Zach Fruit Responds
Tanya Agathocleous directs the conclusion of her review of Forms of Empire to Hensley’s reading of the “Realism Wars” between Andrew Lang and H. Rider Haggard on the one side and Henry James on the other. This remarkable chapter resists a more traditional framing of Victorian literary forms that “encrypt unbeknownst to themselves a given culture’s subconscious desires or anxieties” (210). Instead, Hensley suggests that texts like King Solomon’s Mines are not only “instances of unwitting magical thinking” but also “political conceptuality: not passive ideology but enacted thought” (210). Agathocleous aptly notes that this chapter “dissolves distinctions” between reparative and paranoid reading. It was a bit of a shock to think about the active political and aesthetic aims of a work like King Solomon’s Mines, which seems to perfectly encapsulate the sort of blatantly unthinking ideological work of Imperial fantasy.
As Agathocleous writes, this sort of reading is a “persistent blindspot”–and one that is not unrelated to the liberal triumphalism inherited from Victorians. I think, perhaps, “postcritical” debates about “reparative,” “paranoid,” “surface,” and “depth” too often hinge on the gendered binary of feminine care and masculine mastery. Agathocleous compels me to consider not only other binaries of mastery and care that are active within Imperial contexts, but also the way that Violence and Liberalism can map, roughly, onto this divide. What does it mean if these distinct modes of critique are entangled within the same paradox?

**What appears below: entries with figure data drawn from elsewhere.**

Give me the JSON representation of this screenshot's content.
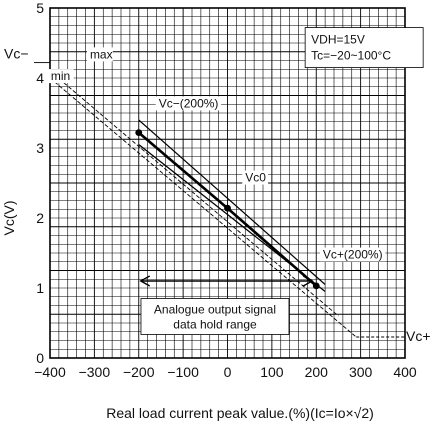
{
  "chart_data": {
    "type": "line",
    "title": "",
    "xlabel": "Real load current peak value.(%)(Ic=Io×√2)",
    "ylabel": "Vc(V)",
    "xlim": [
      -400,
      400
    ],
    "ylim": [
      0,
      5
    ],
    "x_ticks": [
      "-400",
      "-300",
      "-200",
      "-100",
      "0",
      "100",
      "200",
      "300",
      "400"
    ],
    "y_ticks": [
      "0",
      "1",
      "2",
      "3",
      "4",
      "5"
    ],
    "grid": true,
    "conditions": [
      "VDH=15V",
      "Tc=−20~100°C"
    ],
    "range_label": [
      "Analogue output signal",
      "data hold range"
    ],
    "range_x": [
      -200,
      200
    ],
    "range_y": 1.05,
    "series": [
      {
        "name": "",
        "role": "typ",
        "x": [
          -200,
          0,
          200
        ],
        "y": [
          3.22,
          2.14,
          1.03
        ]
      },
      {
        "name": "max",
        "role": "max",
        "x": [
          -400,
          250
        ],
        "y": [
          4.1,
          0.6
        ]
      },
      {
        "name": "min",
        "role": "min",
        "x": [
          -400,
          290
        ],
        "y": [
          4.0,
          0.3
        ]
      },
      {
        "name": "",
        "role": "upper-inner",
        "x": [
          -200,
          220
        ],
        "y": [
          3.4,
          1.05
        ]
      },
      {
        "name": "",
        "role": "lower-inner",
        "x": [
          -200,
          220
        ],
        "y": [
          3.05,
          0.95
        ]
      }
    ],
    "markers": {
      "x": [
        -200,
        0,
        200
      ],
      "y": [
        3.22,
        2.14,
        1.03
      ]
    },
    "annotations": [
      {
        "text": "Vc−(200%)",
        "x": -50,
        "y": 3.2
      },
      {
        "text": "Vc0",
        "x": 0,
        "y": 2.3
      },
      {
        "text": "Vc+(200%)",
        "x": 200,
        "y": 1.0
      }
    ],
    "side_labels": {
      "vc_minus": "Vc−",
      "vc_plus": "Vc+"
    }
  }
}
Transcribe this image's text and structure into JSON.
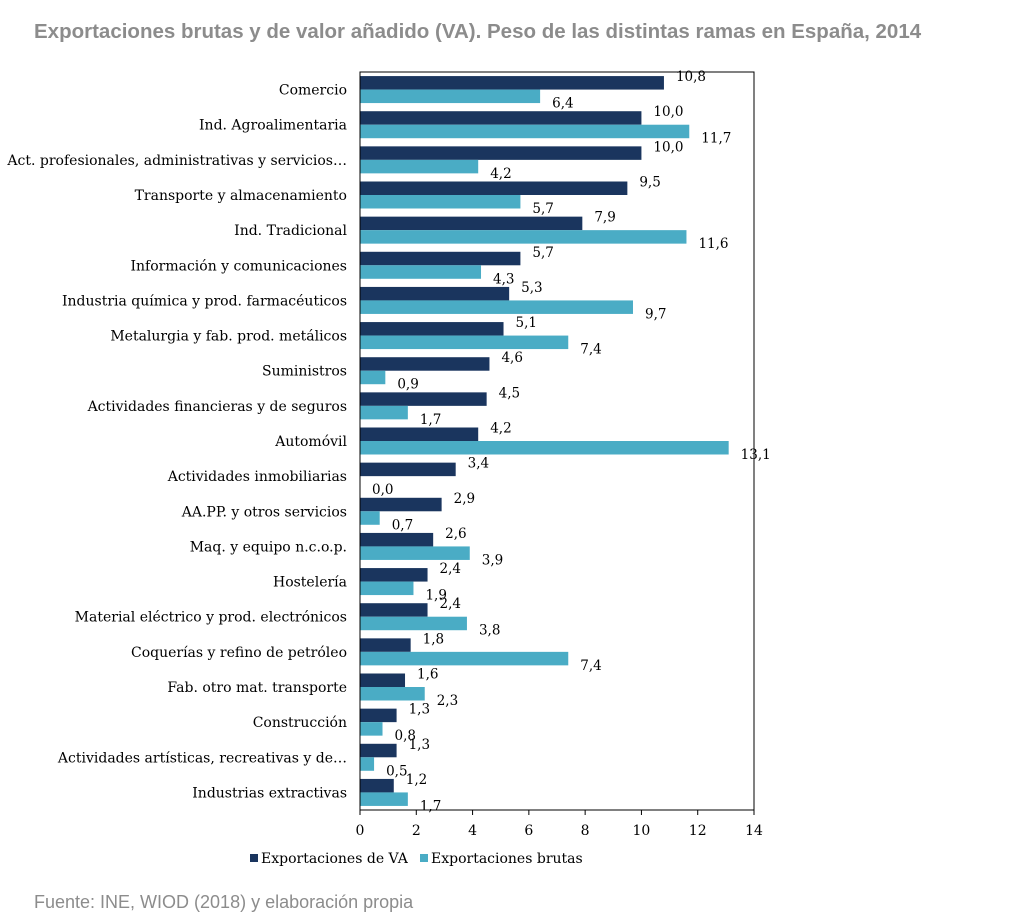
{
  "title": "Exportaciones brutas y de valor añadido (VA). Peso de las distintas ramas en España, 2014",
  "source": "Fuente: INE, WIOD (2018) y elaboración propia",
  "colors": {
    "va": "#1a355e",
    "brutas": "#4aacc5",
    "axis": "#000000"
  },
  "chart_data": {
    "type": "bar",
    "orientation": "horizontal",
    "title": "Exportaciones brutas y de valor añadido (VA). Peso de las distintas ramas en España, 2014",
    "xlim": [
      0,
      14
    ],
    "xticks": [
      "0",
      "2",
      "4",
      "6",
      "8",
      "10",
      "12",
      "14"
    ],
    "categories": [
      "Comercio",
      "Ind. Agroalimentaria",
      "Act. profesionales, administrativas y servicios…",
      "Transporte y almacenamiento",
      "Ind. Tradicional",
      "Información y comunicaciones",
      "Industria química y prod. farmacéuticos",
      "Metalurgia y fab. prod. metálicos",
      "Suministros",
      "Actividades financieras y de seguros",
      "Automóvil",
      "Actividades inmobiliarias",
      "AA.PP. y otros servicios",
      "Maq. y equipo n.c.o.p.",
      "Hostelería",
      "Material eléctrico y prod. electrónicos",
      "Coquerías y refino de petróleo",
      "Fab. otro mat. transporte",
      "Construcción",
      "Actividades artísticas, recreativas y de…",
      "Industrias extractivas"
    ],
    "series": [
      {
        "name": "Exportaciones de VA",
        "values": [
          10.8,
          10.0,
          10.0,
          9.5,
          7.9,
          5.7,
          5.3,
          5.1,
          4.6,
          4.5,
          4.2,
          3.4,
          2.9,
          2.6,
          2.4,
          2.4,
          1.8,
          1.6,
          1.3,
          1.3,
          1.2
        ],
        "labels": [
          "10,8",
          "10,0",
          "10,0",
          "9,5",
          "7,9",
          "5,7",
          "5,3",
          "5,1",
          "4,6",
          "4,5",
          "4,2",
          "3,4",
          "2,9",
          "2,6",
          "2,4",
          "2,4",
          "1,8",
          "1,6",
          "1,3",
          "1,3",
          "1,2"
        ]
      },
      {
        "name": "Exportaciones brutas",
        "values": [
          6.4,
          11.7,
          4.2,
          5.7,
          11.6,
          4.3,
          9.7,
          7.4,
          0.9,
          1.7,
          13.1,
          0.0,
          0.7,
          3.9,
          1.9,
          3.8,
          7.4,
          2.3,
          0.8,
          0.5,
          1.7
        ],
        "labels": [
          "6,4",
          "11,7",
          "4,2",
          "5,7",
          "11,6",
          "4,3",
          "9,7",
          "7,4",
          "0,9",
          "1,7",
          "13,1",
          "0,0",
          "0,7",
          "3,9",
          "1,9",
          "3,8",
          "7,4",
          "2,3",
          "0,8",
          "0,5",
          "1,7"
        ]
      }
    ],
    "legend": {
      "position": "bottom"
    },
    "grid": false
  }
}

Hensley concludes his final chapter with a reading of Stevenson’s Jekyll and Hyde. While Haggard and James happily inhabited the divide between sensational childishness and critical adulthood, “Stevenson refuses to choose, and shows instead how these interlocked sets of binary terms–romance and realism, brute force and modern civility, ‘nonage’ and adulthood–are but liberal idealism’s own inadequate vocabulary for understanding the seeming paradoxes by which incredible violence might not stand against but secretly structure political modernity in its most peaceful or even philanthropic dispensations” (241). Does the perceived binary between “feminine care and masculine mastery” secretly structure the “fraught histories and persistent blindspots of our methodologies” and the liberal triumphalism that these blindspots afford?